Douglas Gucker, Local Food Systems and Small Farms Educator, University of Illinois Urbana-Champaign
(Previously published online with Illinois Extension: April 10, 2015)
Have you surveyed your pastures? Do any areas need to be renovated? If you are reading this article around the same time period in which it were originally published it is too late to do any frost seeding in those areas. However, there is still time to use a no-till drill to plant grass or legumes in any “thin” areas needing more forage plants. Remember a legume in a pasture adds high quality forage and extra nitrogen for the grass.
Do you have a plan for handling the “spring flush” of cool-season grass and legume growth? This period of rapid spring grass growth happens when air temperatures are in the 70’s (degrees F) and moisture is readily available. During this “spring flush” of growth, our cool-season grasses will produce up to 60% of their total annual growth during the months of April, May, and June.
Start grazing your animals as soon as soil conditions permit and the forages are a few inches tall. Then you have two choices on how you will graze: continuous grazing or a rotational grazing system.
If you continuously graze a pasture, you have very little control over how to handle the excess spring growth. About the only option we have is to take a brush cutting mower and cut down the over mature stemmy, low quality forage in late June or July.
If you choose a rotational grazing system, then your options expand: to rotating rapidly through all the paddocks; or selecting paddocks to graze and hay the rest; or increase stocking rates during spring flush.
When we are rapidly rotating grazing animals through paddocks during the spring, our goal is to graze off only the tops of the grass blades. This will help to keep the grass from heading out and keep it in the desired vegetative stage. The goal with this strategy is to accumulate a thick heavy stand of grass going into the summer heat or a summer stockpile of forage. This choice has a lot of benefits, but it takes a lot of management.
As the spring grazing season progresses, you may decide to focus the grazing on a few paddocks and use the other paddocks for hay. These need to be cut for hay by the “boot” stage of growth for quality hay. This hay can then be used for supplemental feeding later in the season or over the winter. As the pasture growth slows, the paddocks used for hay are placed back in the grazing rotation with the other paddocks.

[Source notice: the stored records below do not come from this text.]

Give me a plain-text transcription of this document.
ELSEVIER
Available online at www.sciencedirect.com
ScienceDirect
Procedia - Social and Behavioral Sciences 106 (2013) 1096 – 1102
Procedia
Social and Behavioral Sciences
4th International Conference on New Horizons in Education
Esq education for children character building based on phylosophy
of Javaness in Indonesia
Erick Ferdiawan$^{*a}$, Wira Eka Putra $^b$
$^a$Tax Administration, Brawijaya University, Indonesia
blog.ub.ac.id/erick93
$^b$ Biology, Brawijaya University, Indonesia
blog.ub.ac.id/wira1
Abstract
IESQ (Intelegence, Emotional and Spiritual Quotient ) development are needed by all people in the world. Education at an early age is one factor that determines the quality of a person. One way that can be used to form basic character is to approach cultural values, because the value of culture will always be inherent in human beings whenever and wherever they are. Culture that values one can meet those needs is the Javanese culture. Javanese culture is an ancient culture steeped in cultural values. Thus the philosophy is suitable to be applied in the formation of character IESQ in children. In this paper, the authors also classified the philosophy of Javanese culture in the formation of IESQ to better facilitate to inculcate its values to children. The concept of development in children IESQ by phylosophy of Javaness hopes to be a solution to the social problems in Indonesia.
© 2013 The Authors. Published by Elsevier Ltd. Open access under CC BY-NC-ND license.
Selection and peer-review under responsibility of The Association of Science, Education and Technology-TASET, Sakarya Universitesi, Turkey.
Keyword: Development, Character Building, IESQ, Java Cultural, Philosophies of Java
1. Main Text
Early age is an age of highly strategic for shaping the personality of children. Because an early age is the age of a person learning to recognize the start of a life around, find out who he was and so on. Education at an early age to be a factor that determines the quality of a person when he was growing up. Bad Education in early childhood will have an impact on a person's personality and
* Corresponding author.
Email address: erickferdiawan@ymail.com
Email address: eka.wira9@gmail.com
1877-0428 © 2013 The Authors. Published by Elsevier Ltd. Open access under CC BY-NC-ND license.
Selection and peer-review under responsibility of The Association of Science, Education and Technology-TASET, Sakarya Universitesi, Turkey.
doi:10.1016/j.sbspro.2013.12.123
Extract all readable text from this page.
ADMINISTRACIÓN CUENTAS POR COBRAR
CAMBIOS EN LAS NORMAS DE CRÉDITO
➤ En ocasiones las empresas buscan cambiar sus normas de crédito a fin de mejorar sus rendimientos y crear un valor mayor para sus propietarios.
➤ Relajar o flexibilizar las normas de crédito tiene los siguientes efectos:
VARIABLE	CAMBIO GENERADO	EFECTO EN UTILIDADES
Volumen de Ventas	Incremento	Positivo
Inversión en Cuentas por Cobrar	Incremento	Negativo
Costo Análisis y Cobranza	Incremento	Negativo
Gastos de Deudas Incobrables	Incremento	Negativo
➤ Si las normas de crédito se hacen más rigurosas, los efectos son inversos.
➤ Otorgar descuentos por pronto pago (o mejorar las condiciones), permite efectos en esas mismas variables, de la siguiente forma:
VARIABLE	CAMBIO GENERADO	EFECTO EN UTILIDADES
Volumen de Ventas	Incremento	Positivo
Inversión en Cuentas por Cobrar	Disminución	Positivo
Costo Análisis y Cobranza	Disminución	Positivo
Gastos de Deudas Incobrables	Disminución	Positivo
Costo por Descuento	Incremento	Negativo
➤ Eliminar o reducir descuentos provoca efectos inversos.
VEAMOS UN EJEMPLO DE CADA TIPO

You can increase grazing animal stocking rates during the spring. This could be a system that works well for a cow-calf operation that carries weaned calves through the winter. The weaned calves graze ahead of the cow herd during the spring. When the pasture growth rate starts to slow, the steers are shipped and the stocking rate on the paddocks is reduced to better match the forage production.
When making your grazing method choice, remember that a continuously grazed pasture only has about one third of its annual forage production consumed, where a rotated pasture system on a 5 – 7 day rotation will have about two thirds of its annual production consumed. In other words, on average, you can double the carry capacity of a continuously grazed pasture by converting it to a rotational system.
If you graze animals, you are a “grass” farmer. Forages harvested by the animals are the cheapest forages that you will ever harvest. Spring pasture management helps insure a better quality summer pasture as well.